Australian Government lists BeiGene’s BRUKINSA® (zanubrutinib) on the Pharmaceutical Benefits Scheme (PBS) for Patients with Mantle Cell Lymphoma1
SYDNEY, CAMBRIDGE, Mass. and BEIJING—March 1, 2022—BeiGene (NASDAQ: BGNE; HKEX: 06160; SSE: 688235), a global, science-driven biotechnology company, is welcoming the listing of BRUKINSA® (zanubrutinib), a targeted treatment for mantle cell lymphoma (MCL), an aggressive and rare type of non-Hodgkin’s lymphoma, on the Pharmaceutical Benefits Scheme (PBS).1 The listing will lead to improved access to the medicine from 1 March 2022 and is the first therapy from BeiGene to be subsidised by the Australian Government.
BeiGene has a long legacy in Australia.
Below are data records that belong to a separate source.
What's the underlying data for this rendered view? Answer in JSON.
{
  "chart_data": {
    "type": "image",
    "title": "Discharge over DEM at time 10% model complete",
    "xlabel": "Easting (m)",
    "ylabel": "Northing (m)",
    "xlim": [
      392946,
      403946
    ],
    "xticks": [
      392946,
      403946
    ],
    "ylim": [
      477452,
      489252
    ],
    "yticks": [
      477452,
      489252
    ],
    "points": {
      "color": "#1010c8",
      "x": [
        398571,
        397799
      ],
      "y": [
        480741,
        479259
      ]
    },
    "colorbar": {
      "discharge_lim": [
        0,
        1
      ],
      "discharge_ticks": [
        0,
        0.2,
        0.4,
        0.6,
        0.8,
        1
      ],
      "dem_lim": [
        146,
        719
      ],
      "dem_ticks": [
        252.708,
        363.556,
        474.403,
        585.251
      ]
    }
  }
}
Ever since the first BeiGene study was initiated in Melbourne in 2014, the company has undertaken all its first-in-human phase 1 trials undertaken in the country – a unique proposition in the Australian pharmaceutical industry.
Dr Arthur Alston, BeiGene Executive Director, Head of Medical Affairs, Asia Pacific, says the PBS listing is a poignant moment for BeiGene, the Australian research community and the patients who participated in the studies.
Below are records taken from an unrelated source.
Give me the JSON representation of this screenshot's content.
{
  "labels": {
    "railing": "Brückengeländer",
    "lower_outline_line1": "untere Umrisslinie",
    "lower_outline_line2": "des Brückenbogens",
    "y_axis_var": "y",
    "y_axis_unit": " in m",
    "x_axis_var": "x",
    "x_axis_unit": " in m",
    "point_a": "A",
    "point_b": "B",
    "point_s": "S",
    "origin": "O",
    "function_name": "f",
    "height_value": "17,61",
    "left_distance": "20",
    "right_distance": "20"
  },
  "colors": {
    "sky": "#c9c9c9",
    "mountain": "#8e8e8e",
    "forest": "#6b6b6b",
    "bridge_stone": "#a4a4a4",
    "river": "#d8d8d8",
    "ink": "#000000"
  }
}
“The very first patient in the world on a BRUKINSA study was enrolled in Australia in August 2014, a year after BeiGene’s leadership identified Australia as a country with strong commitment to clinical trials and the capabilities to successfully conduct complex and critical first-in-human studies,” said Dr Alston.
“That study was the start of the BeiGene story in Australia. While BeiGene may not be as widely known outside the medical research community as some other biotech or pharmaceutical companies, we have been quietly industrious behind the scenes and today we have had 2,200+ patients enrolled in 40+ ongoing oncology trials in Australia. This is enabled by a dedicated team of 120+ employees spread over six states, who oversee studies across 300+ sites and 90+ hospitals and clinics. The PBS approval has thrilled the team, many of whom have worked on various BRUKINSA studies for the last eight years.”
In Australia, more than 6,000 people are diagnosed with non-Hodgkin’s lymphoma each year, making it the sixth most common cancer in adults.3
“Australia has some of the highest rates of non-Hodgkin’s lymphoma in the world, and I know Australian MCL patients will be welcoming the news today about BRUKINSA being added to the PBS,” said Sharon Winton, CEO, Lymphoma Australia.
BRUKINSA is listed on the PBS as monotherapy for patients with relapsed/refractory MCL.
About BRUKINSA®(zanubrutinib)
BRUKINSA is a small molecule inhibitor of Bruton’s tyrosine kinase (BTK) a protein that certain cancer cells need to survive. Because new BTK is continuously synthesised, BRUKINSA was specifically designed to deliver complete and sustained inhibition of the BTK protein by optimising bioavailability, half-life, and selectivity. With differentiated pharmacokinetics compared to approved BTK inhibitors, BRUKINSA has been demonstrated to inhibit the proliferation of malignant B-cells within a number of disease relevant tissues.
BRUKINSA is for adult patients with MCL who have received at least one prior therapy, or in first line treatments for patients unsuitable for chemo-immunotherapy.1, 2
It has been PBS listed for a second-line treatment for relapsed and/or refractory MCL with a WHO performance status of 0 or 1.